The majority of its 130,000, including stock people and sales clerks, will still collect health benefits but the company said that it is transitioning to an "absolute minimum workforce" needed to maintain basic operations. Macy's has lost the bulk of its sales due to the temporarily closing of its stores starting March 18.

The move is perhaps the most dramatic sign that even big name retailers are seeing their business evaporate and that the $2 trillion rescue package passed by Congress last week may come too late to help out retailers. Nordstrom said last week it was furloughing a portion of its corporate staff.

More than 190,000 stores, including J.C. Penney and Neiman Marcus, have temporarily closed, accounting for nearly 50% of the U.S. retail square footage, according to Neil Saunders, managing director of GlobalData Retail.

When announcing the temporary closures, most retailers said they would keep paying their workers.

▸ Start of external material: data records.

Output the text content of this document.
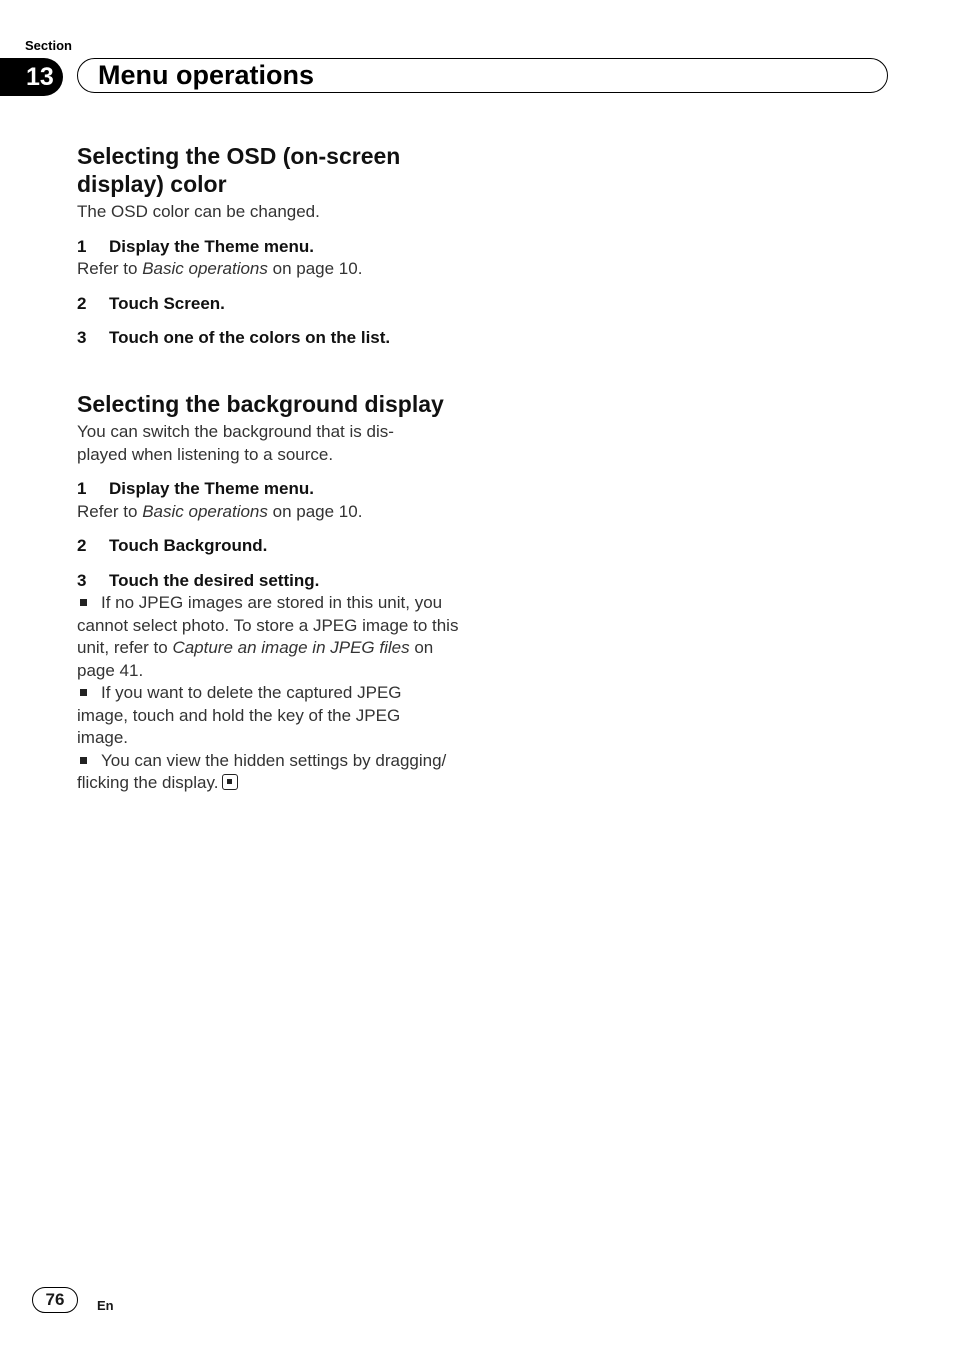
Section
13	Menu operations
Selecting the OSD (on-screen display) color

The OSD color can be changed.

1	Display the Theme menu.
Refer to Basic operations on page 10.
2	Touch Screen.
3	Touch one of the colors on the list.
Selecting the background display

You can switch the background that is dis-played when listening to a source.

1	Display the Theme menu.
Refer to Basic operations on page 10.
2	Touch Background.
3	Touch the desired setting.
If no JPEG images are stored in this unit, you cannot select photo. To store a JPEG image to this unit, refer to Capture an image in JPEG files on page 41.
If you want to delete the captured JPEG image, touch and hold the key of the JPEG image.
You can view the hidden settings by dragging/ flicking the display.
76	En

But that has now become increasingly untenable as the coronavirus rapidly spreads and forces people to stay cooped up in their homes.

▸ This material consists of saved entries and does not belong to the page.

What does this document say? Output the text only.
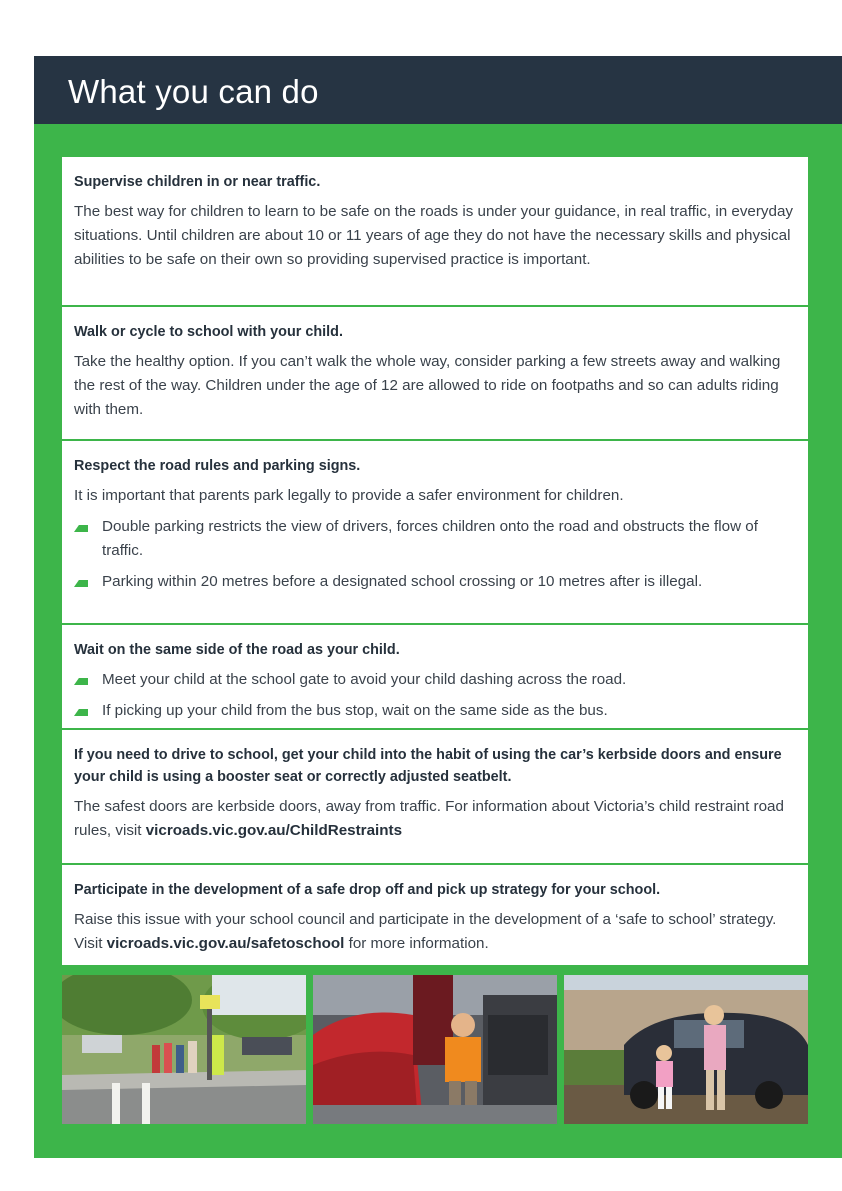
What you can do
Supervise children in or near traffic.

The best way for children to learn to be safe on the roads is under your guidance, in real traffic, in everyday situations. Until children are about 10 or 11 years of age they do not have the necessary skills and physical abilities to be safe on their own so providing supervised practice is important.

Walk or cycle to school with your child.

Take the healthy option. If you can’t walk the whole way, consider parking a few streets away and walking the rest of the way. Children under the age of 12 are allowed to ride on footpaths and so can adults riding with them.

Respect the road rules and parking signs.

It is important that parents park legally to provide a safer environment for children.

Double parking restricts the view of drivers, forces children onto the road and obstructs the flow of traffic.
Parking within 20 metres before a designated school crossing or 10 metres after is illegal.
Wait on the same side of the road as your child.
Meet your child at the school gate to avoid your child dashing across the road.
If picking up your child from the bus stop, wait on the same side as the bus.
If you need to drive to school, get your child into the habit of using the car’s kerbside doors and ensure your child is using a booster seat or correctly adjusted seatbelt.

The safest doors are kerbside doors, away from traffic. For information about Victoria’s child restraint road rules, visit vicroads.vic.gov.au/ChildRestraints

Participate in the development of a safe drop off and pick up strategy for your school.

Raise this issue with your school council and participate in the development of a ‘safe to school’ strategy. Visit vicroads.vic.gov.au/safetoschool for more information.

The big question is how much of these furloughs will lead to permanent layoffs.

Macy's said that there won't be as many furloughs in its online operations, which continue to operate.

“Macy’s entered this crisis in a weak position and it is now one the retailers most affected by the decline in sales as consumer stay home," Saunders said. “Given the scale of the collapse and the high cost base of Macy’s operations, furloughing staff has become inevitable as the shutdown of the consumer economy drags on."

Macy's said those who are enrolled in health benefits will continue to receive coverage with the company covering 100% of the premium.

“We expect to bring colleagues back on a staggered basis as business resumes," the company said.

Macy's temporarily closed all 500 its stores this month. To survive, it has suspended its dividend, drawn down its line of credit, frozen hiring and spending, and cancelled orders. Macy's said is now evaluating all financing options.